ACT Senator Katy Gallagher said the federal government had pretended to be a friend of the arts while continuing to cut funding for cultural institutions.

"Canberra has suffered more than enough under this government and the cuts to jobs must stop," she said.

"These cuts are not just a savings line in a budget - these are real people who will lose their jobs thanks to this government and their total disregard for the role Canberra plays as the nation's capital."

ACT Chief Minister Andrew Barr said he was frustrated by the cuts and was concerned they would have an impact on the local economy.

"I am extremely concerned about the impact of these cuts to the ACT's tourism sector," he said.

"The national cultural institutions, such as the National Library, are a key part of our tourism offerings. We are doing everything we can to support the tourism industry but these cuts always makes the task more and more difficult."
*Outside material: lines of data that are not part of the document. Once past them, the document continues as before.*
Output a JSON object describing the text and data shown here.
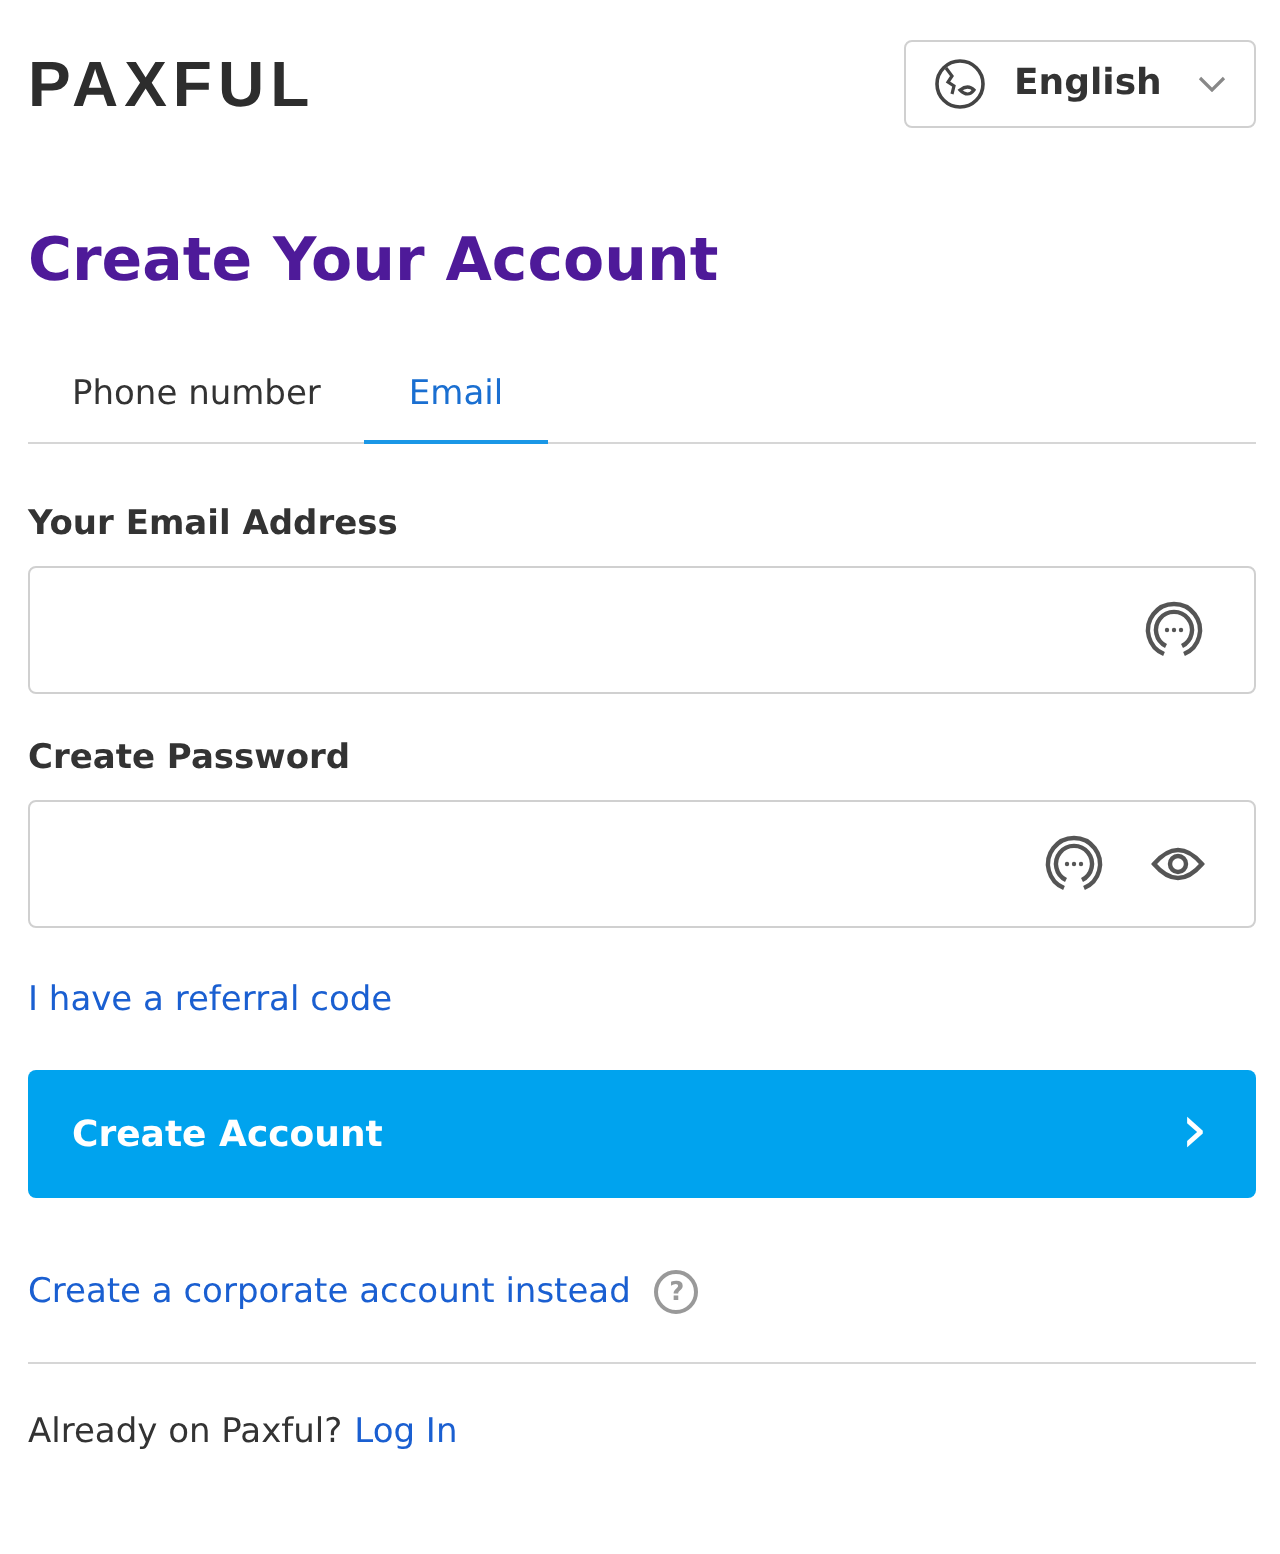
{
  "logo": "PAXFUL",
  "language": {
    "label": "English"
  },
  "title": "Create Your Account",
  "tabs": [
    {
      "label": "Phone number",
      "selected": false
    },
    {
      "label": "Email",
      "selected": true
    }
  ],
  "fields": [
    {
      "label": "Your Email Address",
      "kind": "email"
    },
    {
      "label": "Create Password",
      "kind": "password"
    }
  ],
  "referral_link": "I have a referral code",
  "submit": {
    "label": "Create Account",
    "chevron": "›"
  },
  "corporate_link": "Create a corporate account instead",
  "help_icon": "?",
  "login": {
    "text": "Already on Paxful?",
    "link": "Log In"
  }
}
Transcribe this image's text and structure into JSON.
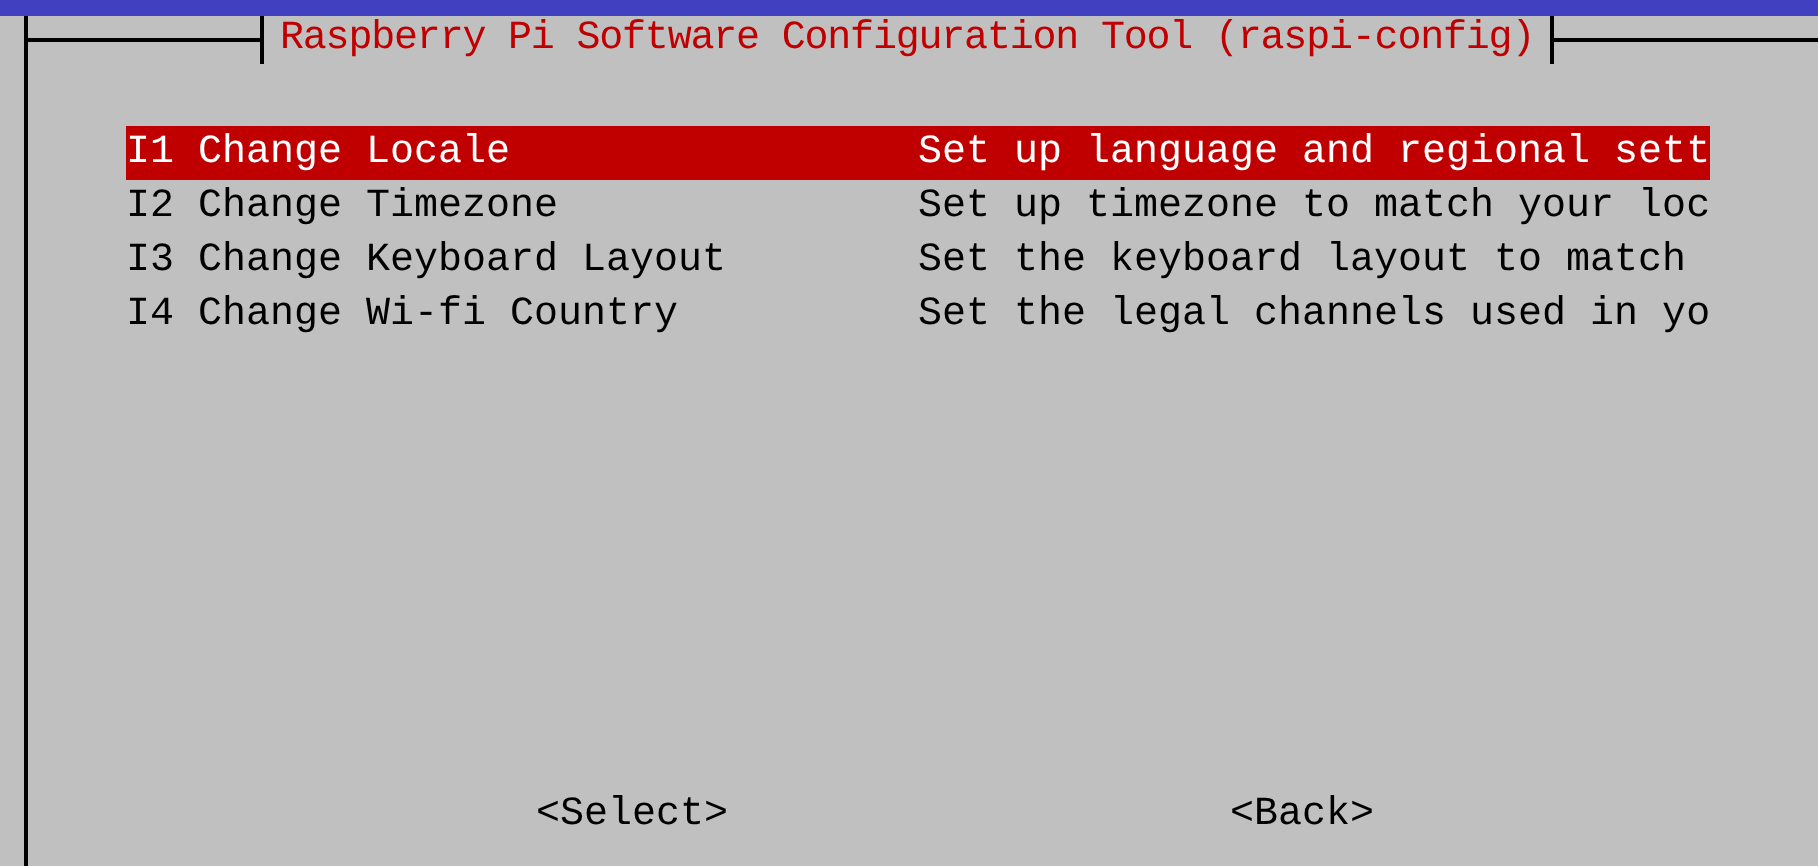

Opposition leader Jeremy Hanson said he did not support any cuts to Canberra's cultural institutions or other areas of the public service.

"Our national institutions make a huge contribution to Canberra economically, culturally and socially and their importance needs to be recognised and valued," he said.

"I have had numerous conversations with my federal colleagues to express my view and will continue to do so."

ACT Greens senate candidate Christina Hobbs said the National Library was the first institution to reveal the extent of job losses, with many other institutions considering cuts.   

"This uncertainty must be difficult for staff who are being forced to watch all of this play out in the media," she said.

"[This] leak is just the latest in a series of reports about cuts, privatisation and outsourcing from a government that has shown disdain for the public service."